Empedrado, 14 de septiembre de 2018

  Esta mañana, con el antiquísimo himno que se conoce como el Te Deum, pueblo y autoridades daban gracias a Dios por los beneficios recibidos de Él. Recordemos que también los “hombres de mayo” y luego los congresales reunidos en Tucumán, pronunciaron esa plegaria para dar gracias a Dios por la patria y luego por la independencia. La primera estrofa de ese himno dice así: “A ti, oh Dios, te alabamos, a ti, Señor, te reconocemos. A ti, eterno Padre, te venera toda la creación”. ¡Qué importante es hoy hacer nuestra esa exclamación! Es la mejor defensa que tenemos contra el colonialismo cultural que pretende suprimir valores y símbolos de la identidad cristiana de nuestros pueblos.

También nosotros estamos aquí para agradecer a Dios la vida de nuestro pueblo, su historia y su fe, su hermosa tierra, su río y sus atractivas costas, en fin, todos los bienes que conforman la bella geografía de Empedrado. El bien mayor, es sin lugar a dudas, la gente, es decir, los hombres y mujeres, que pueblan esta espléndida geografía de nuestra provincia. Alabamos a Dios por todo esto, como reza el himno al que hicimos referencia, en el que, además, reconocemos a Dios como “eterno Padre”, a quien venera toda la creación. Agradecer a Dios, significa que tenemos conciencia y le atribuimos a Él todo lo que somos y tenemos. Me gustaría reflexionar con ustedes un poco más sobre esto.

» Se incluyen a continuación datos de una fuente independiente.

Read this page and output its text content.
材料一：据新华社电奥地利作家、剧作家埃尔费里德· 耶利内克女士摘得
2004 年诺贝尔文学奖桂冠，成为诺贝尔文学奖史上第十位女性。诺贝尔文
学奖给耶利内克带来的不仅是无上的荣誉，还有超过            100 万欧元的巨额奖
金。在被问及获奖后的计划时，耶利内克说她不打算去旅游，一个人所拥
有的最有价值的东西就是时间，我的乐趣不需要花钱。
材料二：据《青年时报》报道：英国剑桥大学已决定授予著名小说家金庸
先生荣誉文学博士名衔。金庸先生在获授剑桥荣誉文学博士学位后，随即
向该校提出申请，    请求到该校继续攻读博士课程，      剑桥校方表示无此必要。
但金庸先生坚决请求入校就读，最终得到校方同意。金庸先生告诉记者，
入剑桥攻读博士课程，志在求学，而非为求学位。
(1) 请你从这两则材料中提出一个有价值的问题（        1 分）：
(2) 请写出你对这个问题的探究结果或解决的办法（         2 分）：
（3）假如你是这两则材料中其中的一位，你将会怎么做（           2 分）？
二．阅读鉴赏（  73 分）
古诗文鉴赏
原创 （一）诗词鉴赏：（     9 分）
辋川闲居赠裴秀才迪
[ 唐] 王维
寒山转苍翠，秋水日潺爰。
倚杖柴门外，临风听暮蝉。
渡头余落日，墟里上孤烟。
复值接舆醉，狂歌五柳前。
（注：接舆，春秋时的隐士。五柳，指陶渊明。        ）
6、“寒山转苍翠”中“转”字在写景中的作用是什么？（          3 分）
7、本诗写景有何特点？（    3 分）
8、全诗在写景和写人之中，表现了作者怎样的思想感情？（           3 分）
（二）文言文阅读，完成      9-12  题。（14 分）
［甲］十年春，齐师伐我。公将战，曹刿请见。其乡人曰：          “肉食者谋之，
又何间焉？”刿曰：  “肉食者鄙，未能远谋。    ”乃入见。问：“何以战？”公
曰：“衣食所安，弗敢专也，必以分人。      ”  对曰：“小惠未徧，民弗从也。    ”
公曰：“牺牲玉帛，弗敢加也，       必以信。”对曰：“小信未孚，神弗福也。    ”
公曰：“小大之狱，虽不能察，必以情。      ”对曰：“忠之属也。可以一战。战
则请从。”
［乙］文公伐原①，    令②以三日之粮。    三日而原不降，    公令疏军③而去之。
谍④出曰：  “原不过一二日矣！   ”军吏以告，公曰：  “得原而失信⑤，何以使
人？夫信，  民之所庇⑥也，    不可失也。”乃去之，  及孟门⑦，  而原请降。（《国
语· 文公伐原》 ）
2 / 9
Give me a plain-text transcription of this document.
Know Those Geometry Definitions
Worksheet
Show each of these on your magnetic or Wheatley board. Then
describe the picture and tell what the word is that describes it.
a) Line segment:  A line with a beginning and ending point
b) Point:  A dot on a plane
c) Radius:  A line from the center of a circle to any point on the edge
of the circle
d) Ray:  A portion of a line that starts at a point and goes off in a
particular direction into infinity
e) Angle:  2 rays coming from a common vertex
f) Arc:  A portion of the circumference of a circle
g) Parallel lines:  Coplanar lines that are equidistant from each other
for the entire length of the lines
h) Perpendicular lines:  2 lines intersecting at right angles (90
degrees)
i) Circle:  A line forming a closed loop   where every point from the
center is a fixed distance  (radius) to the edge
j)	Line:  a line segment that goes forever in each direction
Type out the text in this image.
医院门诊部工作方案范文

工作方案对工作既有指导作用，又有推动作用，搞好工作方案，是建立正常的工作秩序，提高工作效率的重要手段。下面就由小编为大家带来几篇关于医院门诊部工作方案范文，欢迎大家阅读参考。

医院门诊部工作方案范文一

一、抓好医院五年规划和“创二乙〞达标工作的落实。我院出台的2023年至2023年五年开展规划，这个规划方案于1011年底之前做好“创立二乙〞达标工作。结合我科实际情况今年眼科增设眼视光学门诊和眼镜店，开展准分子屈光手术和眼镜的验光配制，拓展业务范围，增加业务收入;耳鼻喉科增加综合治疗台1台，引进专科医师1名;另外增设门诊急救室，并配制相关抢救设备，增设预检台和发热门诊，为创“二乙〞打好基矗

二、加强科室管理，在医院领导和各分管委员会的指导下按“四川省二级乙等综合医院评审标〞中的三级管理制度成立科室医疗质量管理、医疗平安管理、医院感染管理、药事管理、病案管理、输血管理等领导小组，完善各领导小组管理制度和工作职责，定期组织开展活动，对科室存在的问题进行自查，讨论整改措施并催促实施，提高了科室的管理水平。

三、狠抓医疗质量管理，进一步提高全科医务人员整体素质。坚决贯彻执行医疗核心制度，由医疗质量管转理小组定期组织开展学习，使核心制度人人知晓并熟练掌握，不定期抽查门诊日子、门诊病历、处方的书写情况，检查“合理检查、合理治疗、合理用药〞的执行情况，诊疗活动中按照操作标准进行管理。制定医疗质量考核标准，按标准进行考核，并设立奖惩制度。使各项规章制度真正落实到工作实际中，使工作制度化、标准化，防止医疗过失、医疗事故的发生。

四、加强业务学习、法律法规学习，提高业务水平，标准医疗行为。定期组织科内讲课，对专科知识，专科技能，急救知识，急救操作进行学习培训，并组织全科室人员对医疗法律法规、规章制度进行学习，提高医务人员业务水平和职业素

Preguntémonos qué estamos haciendo cuando decimos que nos hemos reunido para agradecer a Dios los beneficios que recibimos de Él. Ante todo, lo que hacemos es reconocer que el mayor bien que hemos recibido de Dios es la vida. Él es el autor, el creador, él es quien nos hizo a imagen y semejanza suya. Pensemos en la enorme importancia que tiene para cualquier persona, de cualquier cultura, nacionalidad o religión, saber quiénes fueron sus padres. Para saber quién soy, es inevitable que sepa quiénes son los que me dieron la vida y qué hicieron conmigo durante los primeros años de mi vida. Seguramente conocemos personas o hemos escuchado historias de hombres y mujeres, que han hecho grandes esfuerzos solo por saber quiénes y cómo fueron sus padres.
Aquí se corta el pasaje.